Projeta-se que a SAFIEL – sempre tendo o SCCP e a INVASÃO FIEL como sócios – será gerida por um Conselho de Administração com sete membros, dos quais um será indicado pelo SCCP, um pelos fiéis torcedores investidores, um pelos investidores majoritários e quatro deles profissionais contratados no mercado. Este Conselho de Administração nomeará os diretores, com regras claras, qualificação e experiência comprovadas, mandatos limitados e metas aprovadas em Assembleia, sem as quais serão imediatamente desligados. Vale dizer, a gestão seria profissional e a escolha caberia, preponderantemente, ao grupo de investidores da INVASÃO FIEL S.A. (torcida). Somado a essa estrutura de boa governança, um Comitê de Governança competente para validar os nomes indicados para o Conselho de Administração mediante critérios objetivos, submetidos e eleitos posteriormente pela Assembleia de todos os acionistas. Não prescindiria de auditoria externa independente, transparência com todos os documentos publicados no portal da entidade e extrema profissionalização.
Em linhas gerais, estima-se que as dívidas seriam imediatamente saneadas, que haja recursos para organizar equipes altamente competitivas, com potencial de dobrar a receita mensal do clube. E, ainda mais importante, cessar o crescimento da dívida que apenas com os juros cresce na ordem de R$ 350 milhões por ano.
O interesse público é patente. Os credores receberiam. Os empregados e colaboradores não mais teriam seus recebimentos atrasados. O clube originário receberia percentual das receitas da SAF para investir em suas outras atividades recreativas, sociais e desportivas, em patamares maiores do que lhes é destinado atualmente.

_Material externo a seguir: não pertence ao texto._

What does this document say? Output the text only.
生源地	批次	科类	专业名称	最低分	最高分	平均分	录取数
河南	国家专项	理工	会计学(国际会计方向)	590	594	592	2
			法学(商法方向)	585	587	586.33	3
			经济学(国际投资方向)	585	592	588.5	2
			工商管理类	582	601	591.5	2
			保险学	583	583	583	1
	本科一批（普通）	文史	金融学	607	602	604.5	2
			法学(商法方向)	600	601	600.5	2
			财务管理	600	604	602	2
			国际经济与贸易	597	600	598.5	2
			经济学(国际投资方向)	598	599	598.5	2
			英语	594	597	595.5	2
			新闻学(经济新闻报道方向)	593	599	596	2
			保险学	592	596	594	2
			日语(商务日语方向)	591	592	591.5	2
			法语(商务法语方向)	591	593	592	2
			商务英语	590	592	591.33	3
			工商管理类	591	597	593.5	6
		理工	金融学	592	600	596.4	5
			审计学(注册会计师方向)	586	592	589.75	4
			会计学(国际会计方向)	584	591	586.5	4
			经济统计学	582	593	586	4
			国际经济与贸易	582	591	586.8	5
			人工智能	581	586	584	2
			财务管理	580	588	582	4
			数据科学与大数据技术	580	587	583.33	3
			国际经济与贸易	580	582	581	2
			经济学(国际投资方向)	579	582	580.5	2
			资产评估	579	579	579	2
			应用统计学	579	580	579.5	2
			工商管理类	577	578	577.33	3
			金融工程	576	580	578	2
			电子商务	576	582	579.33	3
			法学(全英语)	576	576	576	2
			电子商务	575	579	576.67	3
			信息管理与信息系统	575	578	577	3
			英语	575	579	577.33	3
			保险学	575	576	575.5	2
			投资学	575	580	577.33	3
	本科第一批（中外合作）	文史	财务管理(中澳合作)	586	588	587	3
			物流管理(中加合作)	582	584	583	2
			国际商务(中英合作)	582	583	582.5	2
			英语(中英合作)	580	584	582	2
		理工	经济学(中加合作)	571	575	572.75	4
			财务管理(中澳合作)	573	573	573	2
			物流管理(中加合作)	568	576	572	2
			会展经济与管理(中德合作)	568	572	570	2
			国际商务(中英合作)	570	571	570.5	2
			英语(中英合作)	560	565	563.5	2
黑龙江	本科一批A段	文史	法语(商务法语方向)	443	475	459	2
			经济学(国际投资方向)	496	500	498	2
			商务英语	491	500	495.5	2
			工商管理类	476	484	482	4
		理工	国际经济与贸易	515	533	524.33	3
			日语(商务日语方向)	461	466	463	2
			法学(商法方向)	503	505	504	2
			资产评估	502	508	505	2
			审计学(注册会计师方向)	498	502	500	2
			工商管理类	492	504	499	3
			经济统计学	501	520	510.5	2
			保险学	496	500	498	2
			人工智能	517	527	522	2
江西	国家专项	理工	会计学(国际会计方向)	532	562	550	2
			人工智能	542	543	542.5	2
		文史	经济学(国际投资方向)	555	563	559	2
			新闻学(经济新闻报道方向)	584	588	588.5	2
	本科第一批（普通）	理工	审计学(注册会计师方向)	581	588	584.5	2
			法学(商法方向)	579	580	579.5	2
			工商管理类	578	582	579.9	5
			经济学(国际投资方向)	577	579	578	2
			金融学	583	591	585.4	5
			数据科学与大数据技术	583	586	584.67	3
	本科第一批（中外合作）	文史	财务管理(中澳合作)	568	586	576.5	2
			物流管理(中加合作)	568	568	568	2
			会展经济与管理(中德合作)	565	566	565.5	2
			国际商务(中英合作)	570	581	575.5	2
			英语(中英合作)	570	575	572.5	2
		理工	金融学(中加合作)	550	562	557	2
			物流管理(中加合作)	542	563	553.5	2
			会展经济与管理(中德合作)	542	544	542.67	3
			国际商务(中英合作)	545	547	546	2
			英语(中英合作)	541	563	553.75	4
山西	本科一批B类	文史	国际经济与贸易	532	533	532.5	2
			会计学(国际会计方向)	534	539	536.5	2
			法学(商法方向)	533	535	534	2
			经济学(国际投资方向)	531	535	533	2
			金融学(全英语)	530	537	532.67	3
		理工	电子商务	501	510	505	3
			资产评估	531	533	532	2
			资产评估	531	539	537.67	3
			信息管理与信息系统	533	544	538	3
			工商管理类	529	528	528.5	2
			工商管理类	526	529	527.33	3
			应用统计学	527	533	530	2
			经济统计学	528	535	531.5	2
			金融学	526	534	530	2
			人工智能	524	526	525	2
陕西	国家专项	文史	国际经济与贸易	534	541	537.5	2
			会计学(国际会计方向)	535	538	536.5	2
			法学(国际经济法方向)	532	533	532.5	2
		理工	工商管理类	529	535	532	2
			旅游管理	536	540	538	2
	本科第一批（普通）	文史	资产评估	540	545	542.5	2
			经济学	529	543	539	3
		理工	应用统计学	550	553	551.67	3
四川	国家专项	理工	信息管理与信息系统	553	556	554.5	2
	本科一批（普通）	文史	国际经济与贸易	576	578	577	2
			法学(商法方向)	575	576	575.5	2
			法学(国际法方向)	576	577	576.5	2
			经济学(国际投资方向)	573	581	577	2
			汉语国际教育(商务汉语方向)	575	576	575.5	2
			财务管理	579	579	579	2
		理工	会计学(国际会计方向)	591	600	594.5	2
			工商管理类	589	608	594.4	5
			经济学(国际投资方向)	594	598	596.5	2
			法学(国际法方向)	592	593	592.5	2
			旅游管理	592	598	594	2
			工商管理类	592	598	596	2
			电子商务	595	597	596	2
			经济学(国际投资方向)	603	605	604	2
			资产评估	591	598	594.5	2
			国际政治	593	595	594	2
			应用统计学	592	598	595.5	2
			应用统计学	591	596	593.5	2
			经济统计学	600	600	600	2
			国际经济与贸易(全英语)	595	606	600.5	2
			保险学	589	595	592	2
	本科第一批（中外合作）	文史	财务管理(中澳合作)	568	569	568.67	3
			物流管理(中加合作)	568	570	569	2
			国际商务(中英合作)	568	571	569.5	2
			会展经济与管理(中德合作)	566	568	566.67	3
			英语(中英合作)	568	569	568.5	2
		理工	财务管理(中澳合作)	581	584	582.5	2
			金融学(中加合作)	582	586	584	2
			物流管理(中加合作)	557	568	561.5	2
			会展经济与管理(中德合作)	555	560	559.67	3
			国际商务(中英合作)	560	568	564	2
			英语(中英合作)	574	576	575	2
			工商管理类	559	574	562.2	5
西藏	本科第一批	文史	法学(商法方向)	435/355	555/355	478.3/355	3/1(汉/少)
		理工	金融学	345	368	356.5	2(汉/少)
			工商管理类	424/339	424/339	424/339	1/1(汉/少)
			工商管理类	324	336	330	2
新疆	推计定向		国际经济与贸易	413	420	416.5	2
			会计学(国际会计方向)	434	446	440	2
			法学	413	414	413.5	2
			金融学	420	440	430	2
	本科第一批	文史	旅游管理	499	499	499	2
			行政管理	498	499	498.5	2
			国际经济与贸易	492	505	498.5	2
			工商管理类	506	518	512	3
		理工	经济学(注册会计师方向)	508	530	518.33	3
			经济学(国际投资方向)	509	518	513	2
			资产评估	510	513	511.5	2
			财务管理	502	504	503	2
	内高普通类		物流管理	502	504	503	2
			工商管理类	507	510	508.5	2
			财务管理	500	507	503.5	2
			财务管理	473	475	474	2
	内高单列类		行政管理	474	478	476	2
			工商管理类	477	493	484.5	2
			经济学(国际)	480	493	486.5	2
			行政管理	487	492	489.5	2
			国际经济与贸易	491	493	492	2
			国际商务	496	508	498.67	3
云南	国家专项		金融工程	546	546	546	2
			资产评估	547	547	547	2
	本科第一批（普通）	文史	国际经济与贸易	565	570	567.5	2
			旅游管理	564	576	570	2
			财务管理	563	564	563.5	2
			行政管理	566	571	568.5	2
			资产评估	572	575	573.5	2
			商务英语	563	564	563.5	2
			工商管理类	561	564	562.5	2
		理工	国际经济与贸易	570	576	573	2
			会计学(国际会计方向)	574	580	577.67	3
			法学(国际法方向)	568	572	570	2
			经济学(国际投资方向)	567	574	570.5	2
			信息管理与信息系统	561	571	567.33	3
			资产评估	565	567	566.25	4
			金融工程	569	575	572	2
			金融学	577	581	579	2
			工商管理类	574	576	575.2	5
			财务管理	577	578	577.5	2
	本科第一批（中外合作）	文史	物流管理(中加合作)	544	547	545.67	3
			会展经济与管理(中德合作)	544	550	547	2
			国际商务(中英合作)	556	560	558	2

O erário público receberia os tributos atrasados – à vista ou em acordos de transação -, além de passar a receber os tributos em dia nos termos do Regime de Tributação Específica do Futebol (TEF). Esse TEF contempla, atualmente, os tributos IRPJ, CSLL, PIS/Cofins e INSS-Patronal à alíquota de 5% sobre as receitas nos 5 primeiros anos e 4% a partir do 6º ano. Após a vigência regular da Lei Complementar 214/2025 (reforma tributária), o TEF permitirá que as SAFs recolham os tributos IRPJ, CSLL, INSS-Patronal à alíquota de 4% sobre as receitas, além de 1,5% a título de CBS e 3% a título de IBS, permitidos, nestes últimos, o abatimento de alguns créditos oriundos da aquisição de direitos desportivos de atletas.
Após um período inicial estimado em 5 anos, abriria-se capital na bolsa de valores, emitindo-se ações preferenciais com direito a recebimento de uma parte dos dividendos (sem direito a voto). Nessa oportunidade, espera-se que a gestão profissional, o saneamento de todas as dívidas, o crescimento exponencial das receitas e a conquista de títulos e novos patrocínios, a SAFIEL tenha um valor de mercado muito maior do que o que recebe originalmente.
É bom para o clube, para os torcedores (acionistas ou não), para o futebol, para os credores, para o erário e para a economia em geral.
O legislador deve sempre estar atento as novas formas de fazer negócio, atualizar mercados e instituições, sobretudo quando lidamos com o futebol que é, na verdade, um patrimônio cultural do país.